US Federal Reserve Chairman Jerome Powell stated on Capitol Hill that a blend of slowing inflation and the labour market’s noticeable slowdown is bolstering the argument for interest rate reductions.
Before the Senate Banking Committee, Federal Reserve Chairman Jerome Powell clarified that “the U.S. financial system is not excessively heated” during his semi-annual testimony on monetary policy.
As the Federal Reserve’s Chairman Jerome Powell remarks, after a slight uptick in the first quarter of 2024, there has been “modest” progress made in curbing inflationary pressures. According to data released by the Bureau of Labor Statistics’ Consumer Price Index, US consumer costs remained steady.
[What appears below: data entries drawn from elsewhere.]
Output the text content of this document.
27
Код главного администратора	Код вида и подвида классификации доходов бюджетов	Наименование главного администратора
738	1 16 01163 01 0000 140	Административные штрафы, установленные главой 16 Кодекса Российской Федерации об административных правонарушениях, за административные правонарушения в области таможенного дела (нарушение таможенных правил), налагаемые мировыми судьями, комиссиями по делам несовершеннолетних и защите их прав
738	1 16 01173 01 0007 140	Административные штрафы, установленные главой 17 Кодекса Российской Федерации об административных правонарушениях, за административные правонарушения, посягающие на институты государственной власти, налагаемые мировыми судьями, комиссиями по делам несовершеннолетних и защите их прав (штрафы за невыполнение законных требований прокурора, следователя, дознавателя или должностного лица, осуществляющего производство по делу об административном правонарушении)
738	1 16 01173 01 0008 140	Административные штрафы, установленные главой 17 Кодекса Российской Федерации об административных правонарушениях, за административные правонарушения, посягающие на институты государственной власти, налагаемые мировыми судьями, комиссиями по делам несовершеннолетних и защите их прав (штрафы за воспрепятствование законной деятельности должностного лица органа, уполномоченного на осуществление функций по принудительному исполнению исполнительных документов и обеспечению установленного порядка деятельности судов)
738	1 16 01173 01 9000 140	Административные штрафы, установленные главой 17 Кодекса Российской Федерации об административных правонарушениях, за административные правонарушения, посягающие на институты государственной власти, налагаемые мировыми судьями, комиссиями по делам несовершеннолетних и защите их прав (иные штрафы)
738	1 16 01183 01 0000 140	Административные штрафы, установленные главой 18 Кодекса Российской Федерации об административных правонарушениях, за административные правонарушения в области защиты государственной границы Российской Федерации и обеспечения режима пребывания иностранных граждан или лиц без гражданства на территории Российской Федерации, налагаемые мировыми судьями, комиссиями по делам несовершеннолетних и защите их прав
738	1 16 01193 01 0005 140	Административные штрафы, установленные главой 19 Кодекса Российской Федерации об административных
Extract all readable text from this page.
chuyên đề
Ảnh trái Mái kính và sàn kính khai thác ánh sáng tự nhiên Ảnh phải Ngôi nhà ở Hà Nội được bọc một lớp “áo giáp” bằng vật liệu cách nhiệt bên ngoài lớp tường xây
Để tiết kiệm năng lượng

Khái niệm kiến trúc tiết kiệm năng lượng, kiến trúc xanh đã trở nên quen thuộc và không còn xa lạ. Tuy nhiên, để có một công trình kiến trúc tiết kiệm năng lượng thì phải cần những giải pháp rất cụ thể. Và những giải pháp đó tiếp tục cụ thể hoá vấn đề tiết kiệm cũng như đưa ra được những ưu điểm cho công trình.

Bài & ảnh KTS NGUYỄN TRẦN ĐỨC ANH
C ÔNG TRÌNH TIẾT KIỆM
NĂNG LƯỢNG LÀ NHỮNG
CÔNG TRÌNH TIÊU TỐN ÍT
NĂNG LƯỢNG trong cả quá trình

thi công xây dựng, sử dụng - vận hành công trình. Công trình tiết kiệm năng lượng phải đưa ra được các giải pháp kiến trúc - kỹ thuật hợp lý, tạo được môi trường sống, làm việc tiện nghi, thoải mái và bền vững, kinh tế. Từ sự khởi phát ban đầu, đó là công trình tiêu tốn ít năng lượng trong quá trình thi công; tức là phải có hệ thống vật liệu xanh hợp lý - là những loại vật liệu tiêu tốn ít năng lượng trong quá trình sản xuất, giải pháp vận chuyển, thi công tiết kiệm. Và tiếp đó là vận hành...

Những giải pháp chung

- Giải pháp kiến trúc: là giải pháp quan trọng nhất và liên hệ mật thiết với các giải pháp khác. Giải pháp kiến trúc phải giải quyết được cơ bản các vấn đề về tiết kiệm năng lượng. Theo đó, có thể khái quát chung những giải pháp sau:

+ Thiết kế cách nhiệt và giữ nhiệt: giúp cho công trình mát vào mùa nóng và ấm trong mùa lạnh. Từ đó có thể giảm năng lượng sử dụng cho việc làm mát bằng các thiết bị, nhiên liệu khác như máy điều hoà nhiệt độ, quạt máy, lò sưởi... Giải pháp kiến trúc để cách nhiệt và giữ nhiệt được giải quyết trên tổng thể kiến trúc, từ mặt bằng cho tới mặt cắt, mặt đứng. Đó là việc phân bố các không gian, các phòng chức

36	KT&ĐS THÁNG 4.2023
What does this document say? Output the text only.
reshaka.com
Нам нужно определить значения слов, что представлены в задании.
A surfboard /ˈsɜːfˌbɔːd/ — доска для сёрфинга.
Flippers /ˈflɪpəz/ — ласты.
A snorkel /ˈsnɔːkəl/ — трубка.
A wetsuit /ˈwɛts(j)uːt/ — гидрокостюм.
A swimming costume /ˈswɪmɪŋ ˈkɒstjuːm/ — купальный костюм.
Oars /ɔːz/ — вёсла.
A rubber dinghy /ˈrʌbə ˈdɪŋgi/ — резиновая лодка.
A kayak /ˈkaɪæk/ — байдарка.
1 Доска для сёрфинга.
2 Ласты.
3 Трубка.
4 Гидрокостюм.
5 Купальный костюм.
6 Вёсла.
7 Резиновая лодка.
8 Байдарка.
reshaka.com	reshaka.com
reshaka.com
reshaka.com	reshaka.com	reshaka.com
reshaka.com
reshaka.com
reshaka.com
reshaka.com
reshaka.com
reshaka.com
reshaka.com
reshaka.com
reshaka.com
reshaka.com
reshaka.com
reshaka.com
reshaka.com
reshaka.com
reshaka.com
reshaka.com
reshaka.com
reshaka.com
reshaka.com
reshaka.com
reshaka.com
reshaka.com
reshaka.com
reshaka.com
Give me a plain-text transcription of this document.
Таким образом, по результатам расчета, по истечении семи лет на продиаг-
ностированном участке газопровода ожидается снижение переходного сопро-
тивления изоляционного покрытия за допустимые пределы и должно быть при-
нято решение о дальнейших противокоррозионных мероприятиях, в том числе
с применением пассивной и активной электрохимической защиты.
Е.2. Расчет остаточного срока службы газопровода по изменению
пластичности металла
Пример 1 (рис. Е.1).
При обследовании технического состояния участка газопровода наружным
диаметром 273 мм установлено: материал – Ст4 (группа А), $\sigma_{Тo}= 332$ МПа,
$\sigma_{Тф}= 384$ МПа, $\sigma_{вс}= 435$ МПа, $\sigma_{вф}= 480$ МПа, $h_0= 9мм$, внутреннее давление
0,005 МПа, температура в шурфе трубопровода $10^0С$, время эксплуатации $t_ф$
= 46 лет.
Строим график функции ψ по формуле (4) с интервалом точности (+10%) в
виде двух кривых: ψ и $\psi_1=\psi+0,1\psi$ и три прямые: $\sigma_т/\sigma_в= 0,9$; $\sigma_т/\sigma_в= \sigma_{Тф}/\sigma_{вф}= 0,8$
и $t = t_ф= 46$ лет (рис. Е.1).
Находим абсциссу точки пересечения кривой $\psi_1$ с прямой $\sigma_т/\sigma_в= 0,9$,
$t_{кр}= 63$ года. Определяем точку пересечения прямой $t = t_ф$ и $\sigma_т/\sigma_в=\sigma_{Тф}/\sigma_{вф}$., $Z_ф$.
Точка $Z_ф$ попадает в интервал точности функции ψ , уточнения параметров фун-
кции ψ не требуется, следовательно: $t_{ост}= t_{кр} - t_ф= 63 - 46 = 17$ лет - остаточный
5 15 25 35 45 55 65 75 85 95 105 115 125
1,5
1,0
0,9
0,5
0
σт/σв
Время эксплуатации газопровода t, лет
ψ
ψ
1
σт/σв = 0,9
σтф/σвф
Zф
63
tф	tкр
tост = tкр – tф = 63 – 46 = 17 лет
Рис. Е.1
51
Annual inflation eased up by 3.3%, a modest dip from the previous month’s 3.4% increase.
Despite having “notably eased over the past couple of years,” according to Powell, the overall rate of inflation remains stubbornly above the Federal Reserve’s 2% target.
Following Powell’s comments were last week’s employment figures released by the Bureau of Labor Statistics. Unemployment rates crept higher, albeit modestly, reaching 4.1% in June. As the labor market’s pace slows, speculation is growing among both labor and financial circles that the Federal Reserve might consider lowering interest rates by as early as September.
According to Powell, the committee will not consider altering the federal funds rate until there is a consistent and prolonged improvement in inflation data over the next several months. Despite Thursday’s CPI report showing a further slowdown in inflation, it appears unlikely to sway the Federal Open Market Committee’s decision at its meeting later this month. Yields on short-term commercial paper have stabilized within a narrow range of 5.25% to 5.5% since July 2023, a goal rate maintained for an extended period.
Here’s why everyone is trying to read the tea leaves on Powell’s latest comments, and what it really means for your money?
As many as 5 to 7 interest rate cuts by the Federal Reserve could significantly impact your finances and investments.
The federal funds rate represents the interest rate at which banks lend or borrow money from each other on an overnight basis. As interest rates rise, financial institutions may respond by increasing fees on consumer products such as credit cards and loans, further escalating the cost of borrowing money. The Federal Reserve increased interest rates throughout 2022 and 2023 to curb the surge in inflation, which soared in response to the pandemic’s aftermath.
Although the Fed may vote to cut the federal funds rate in September, the move could be more gradual than anticipated. One rate of interest adjustment alone is unlikely to significantly decrease your bank card’s Annual Percentage Rate (APR). When faced with high-interest debt, consider consolidating or refinancing your loans to achieve greater financial stability.
When you’re prepared to absorb the costs associated with buying a home, experts suggest focusing on credit score improvements instead? While it’s not typically a buyer’s market across much of the country, this dynamic can still yield opportunities to negotiate a more attractive price with an eager seller.
For individuals dedicated to building wealth through savvy financial decisions, consider leveraging higher-yielding accounts such as high-interest savings accounts or certificates of deposit (CDs) to accelerate the growth of their nest egg.